Per capire la situazione dei tassi USA è necessario avere un quadro chiaro della politica ed economia americana dopo l’elezione di Trump.

A inizio anno abbiamo pubblicato un articolo “definitivo” che spiega con estrema chiarezza quali sono le forze in gioco.

Si tratta di uno degli articoli più importanti di Segnali di Borsa e ti consiglio di leggerlo, se vuoi capirci qualcosa in questo apparente ginepraio di false notizie e “illusioni ottiche” che impediscono di vedere cosa c’è sotto.

In quell’articolo avevamo spiegato perché la Federal Reserve (Fed, la banca centrale americana) ha deciso di aumentare i tassi d’interesse per tutto il 2017.

E’ a causa di questa decisione che i prezzi dei titoli di stato USA non hanno fatto il rialzo che avevamo previsto (i tassi dei titoli di stato sono inversi al prezzo di questi titoli, quindi se i tassi salgono, i prezzi dei titoli di stato scendono). Quindi è su questo aspetto che dobbiamo concentrarci.

Come dicevo, nell’articolo precedente avevamo spiegato perché è stato deciso il rialzo dei tassi.

E il motivo è che i tassi sono già ai minimi. Non c’è abbastanza spazio per ulteriori ribassi, a meno di non pregiudicare la prevalenza del dollaro come valuta più affidabile del pianeta. Perciò la Fed con questi piccoli rialzi vuole in realtà crearsi uno spazio per poter successivamente abbassare i tassi quando alcuni elementi dell’economia USA andranno in crisi.

Cerchiamo quindi di fissare bene questo punto: il vero obiettivo a lungo termine della Fed NON è il rialzo dei tassi, ma il loro ribasso.

Il rialzo dei tassi previsto nel 2017 servirà solo a dare spazio a successivi ribassi dei tassi.

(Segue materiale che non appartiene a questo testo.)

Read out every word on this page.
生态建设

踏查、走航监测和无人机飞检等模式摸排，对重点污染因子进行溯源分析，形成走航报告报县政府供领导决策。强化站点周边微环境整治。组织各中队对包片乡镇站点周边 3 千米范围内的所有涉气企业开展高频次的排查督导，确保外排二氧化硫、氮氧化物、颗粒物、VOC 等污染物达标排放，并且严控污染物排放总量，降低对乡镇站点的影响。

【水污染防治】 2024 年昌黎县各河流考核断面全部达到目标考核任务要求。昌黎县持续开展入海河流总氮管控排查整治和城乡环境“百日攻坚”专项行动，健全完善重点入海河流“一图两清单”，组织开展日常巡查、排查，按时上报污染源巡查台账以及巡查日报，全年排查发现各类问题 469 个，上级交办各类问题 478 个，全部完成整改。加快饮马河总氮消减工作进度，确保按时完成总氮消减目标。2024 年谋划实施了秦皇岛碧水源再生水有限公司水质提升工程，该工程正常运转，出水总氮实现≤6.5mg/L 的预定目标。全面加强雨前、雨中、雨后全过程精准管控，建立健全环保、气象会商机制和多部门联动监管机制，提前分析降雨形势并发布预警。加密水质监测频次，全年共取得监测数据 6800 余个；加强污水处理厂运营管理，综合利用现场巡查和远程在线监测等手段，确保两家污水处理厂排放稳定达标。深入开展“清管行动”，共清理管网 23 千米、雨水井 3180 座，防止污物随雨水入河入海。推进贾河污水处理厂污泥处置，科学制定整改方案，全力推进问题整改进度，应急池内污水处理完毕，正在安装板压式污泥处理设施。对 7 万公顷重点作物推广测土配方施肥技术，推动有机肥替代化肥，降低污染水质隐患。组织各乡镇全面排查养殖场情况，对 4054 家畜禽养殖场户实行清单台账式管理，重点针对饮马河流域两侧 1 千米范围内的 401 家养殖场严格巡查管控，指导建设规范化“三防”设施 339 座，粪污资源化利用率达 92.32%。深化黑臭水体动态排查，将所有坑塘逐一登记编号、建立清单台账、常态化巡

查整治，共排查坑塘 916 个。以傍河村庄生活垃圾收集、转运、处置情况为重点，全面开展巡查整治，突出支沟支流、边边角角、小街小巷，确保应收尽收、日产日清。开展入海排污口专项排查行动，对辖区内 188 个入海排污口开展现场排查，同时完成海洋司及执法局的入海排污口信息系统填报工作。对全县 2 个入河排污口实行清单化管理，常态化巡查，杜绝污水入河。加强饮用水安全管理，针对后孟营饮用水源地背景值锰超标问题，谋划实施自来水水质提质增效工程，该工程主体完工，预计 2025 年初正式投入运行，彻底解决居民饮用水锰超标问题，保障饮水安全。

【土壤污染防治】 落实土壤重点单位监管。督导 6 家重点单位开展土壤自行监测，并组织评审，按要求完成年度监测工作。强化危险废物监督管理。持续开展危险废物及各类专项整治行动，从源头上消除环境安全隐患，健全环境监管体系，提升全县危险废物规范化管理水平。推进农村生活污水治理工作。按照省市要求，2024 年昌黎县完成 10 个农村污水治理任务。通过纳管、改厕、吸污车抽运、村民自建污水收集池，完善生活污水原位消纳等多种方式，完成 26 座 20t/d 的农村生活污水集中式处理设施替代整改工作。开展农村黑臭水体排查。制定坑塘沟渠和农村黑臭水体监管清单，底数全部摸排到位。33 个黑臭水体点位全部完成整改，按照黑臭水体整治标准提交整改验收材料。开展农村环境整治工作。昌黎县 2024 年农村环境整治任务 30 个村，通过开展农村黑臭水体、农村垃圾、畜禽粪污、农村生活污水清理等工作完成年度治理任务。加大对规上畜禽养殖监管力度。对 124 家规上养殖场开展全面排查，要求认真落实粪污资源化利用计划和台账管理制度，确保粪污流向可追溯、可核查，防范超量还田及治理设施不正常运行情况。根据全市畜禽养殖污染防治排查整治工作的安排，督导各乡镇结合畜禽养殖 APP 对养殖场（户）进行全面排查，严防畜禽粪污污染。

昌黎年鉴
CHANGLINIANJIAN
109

Infatti la politica della Fed non è cambiata dal 2011 a oggi e non può cambiare: si tratta sempre e soltanto di tenere i tassi bassi al fine supremo di tenere basso il carico delle spese per interessi dello Stato. Non può essere altrimenti…

Con un debito aumentato di 15 trilioni di dollari dopo le presidenze Bush e Obama, nessuno stato, anche il più potente della terra, può sostenere il carico di dover ripagare gli interessi a chi ha comprato questo debito sotto forma di titoli di stato… a meno che appunto i tassi d’interesse non siano così bassi da mantenere questa spesa ai minimi storici.

Quindi, nessuna “illusione ottica” è possibile su questo argomento. Il rialzo dei tassi deciso dalla Fed non deve ingannarti. Si tratta di una manovra effimera.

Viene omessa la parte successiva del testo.